I’d been here once before, but because I had Gooch’s book in my left hand and the steering wheel in my right hand, it was inevitable that I would find myself on the sidewalk, staring up at the face of the place where Flannery lived for the first thirteen years of her life.

The building is a non-descript mole-colored three-storey home squeezed into place on the block, looking like it was a young child pushing through adult legs to see a passing parade. The only thing remarkable about it was the human contents which once lived inside its walls during the Great Depression.

I try to imagine a six-year-old Mary Flannery roller-skating down the sidewalk, or walking with her friends to the movie theater nine blocks away, or—more likely, Gooch tells us—secluded in her small corner bedroom with crayons and paper as she made sketches of birds (“mostly chickens”).
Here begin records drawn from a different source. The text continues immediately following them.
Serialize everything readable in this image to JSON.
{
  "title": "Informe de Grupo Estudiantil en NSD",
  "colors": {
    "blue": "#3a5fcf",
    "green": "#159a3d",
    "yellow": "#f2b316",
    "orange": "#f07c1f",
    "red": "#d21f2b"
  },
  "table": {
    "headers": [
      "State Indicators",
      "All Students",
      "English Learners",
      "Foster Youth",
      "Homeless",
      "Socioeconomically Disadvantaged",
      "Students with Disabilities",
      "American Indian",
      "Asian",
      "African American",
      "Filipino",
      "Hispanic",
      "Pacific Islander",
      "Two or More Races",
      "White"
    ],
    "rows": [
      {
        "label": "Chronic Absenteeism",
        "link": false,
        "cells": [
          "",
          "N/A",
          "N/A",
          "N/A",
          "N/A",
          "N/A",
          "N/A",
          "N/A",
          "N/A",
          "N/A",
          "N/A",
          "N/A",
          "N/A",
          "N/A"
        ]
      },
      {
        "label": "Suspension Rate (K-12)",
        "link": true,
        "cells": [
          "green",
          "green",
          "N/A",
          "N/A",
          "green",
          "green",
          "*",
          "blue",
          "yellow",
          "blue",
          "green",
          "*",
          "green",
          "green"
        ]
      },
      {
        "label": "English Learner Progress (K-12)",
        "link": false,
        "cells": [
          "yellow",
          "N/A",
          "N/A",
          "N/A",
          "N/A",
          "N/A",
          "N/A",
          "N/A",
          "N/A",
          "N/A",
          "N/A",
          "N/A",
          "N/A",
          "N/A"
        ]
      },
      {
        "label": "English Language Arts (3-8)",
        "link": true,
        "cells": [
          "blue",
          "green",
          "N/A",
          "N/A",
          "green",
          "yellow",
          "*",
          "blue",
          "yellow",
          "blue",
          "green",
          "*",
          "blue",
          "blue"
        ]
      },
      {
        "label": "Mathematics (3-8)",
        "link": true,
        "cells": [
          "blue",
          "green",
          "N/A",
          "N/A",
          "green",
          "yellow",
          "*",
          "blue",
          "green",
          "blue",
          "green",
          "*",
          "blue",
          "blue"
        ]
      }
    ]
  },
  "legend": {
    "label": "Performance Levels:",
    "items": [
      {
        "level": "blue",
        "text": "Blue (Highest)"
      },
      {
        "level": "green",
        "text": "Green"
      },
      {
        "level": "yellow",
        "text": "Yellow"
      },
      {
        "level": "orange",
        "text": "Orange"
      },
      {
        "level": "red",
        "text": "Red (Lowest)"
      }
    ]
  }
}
I think of Sister Mary Consolata from St. Vincent’s Grammar School for Girls telling Flannery’s parents, “Nothing remarkable at all about her as a student…She was a little forward with adults.” I think of Regina and Ed O’Connor harboring secret smiles of satisfaction at this kind of report card. They were liberal parents of the 1930s and allowed their daughter to call them by their first names and to attend adult mass with them at Cathedral of St. John the Baptist across Lafayette Square. I think of an older Flannery sitting up there in her bedroom reading books and writing curt criticisms on the flyleaf: “First rate. Splendid.” (Little Men by Louisa May Alcott) and “Awful.  I wouldn’t read this book.” (Alice’s Adventures in Wonderland by Lewis Carroll).

I sit on the steps leading up to the front door, the stone cool under my legs, and imagine my idol’s feet going up and down the treads every day. I’m deep into my shameless channeling of Flannery’s ghost when my wife snaps my picture, then asks, “Have you had enough?” I get up, dust off my pants, and say, “Sure.  We can go.”

But, in truth, I know I’ll never have enough. I could never fully reach my limit of Flannery O’Connor. A good writer like her is hard to find.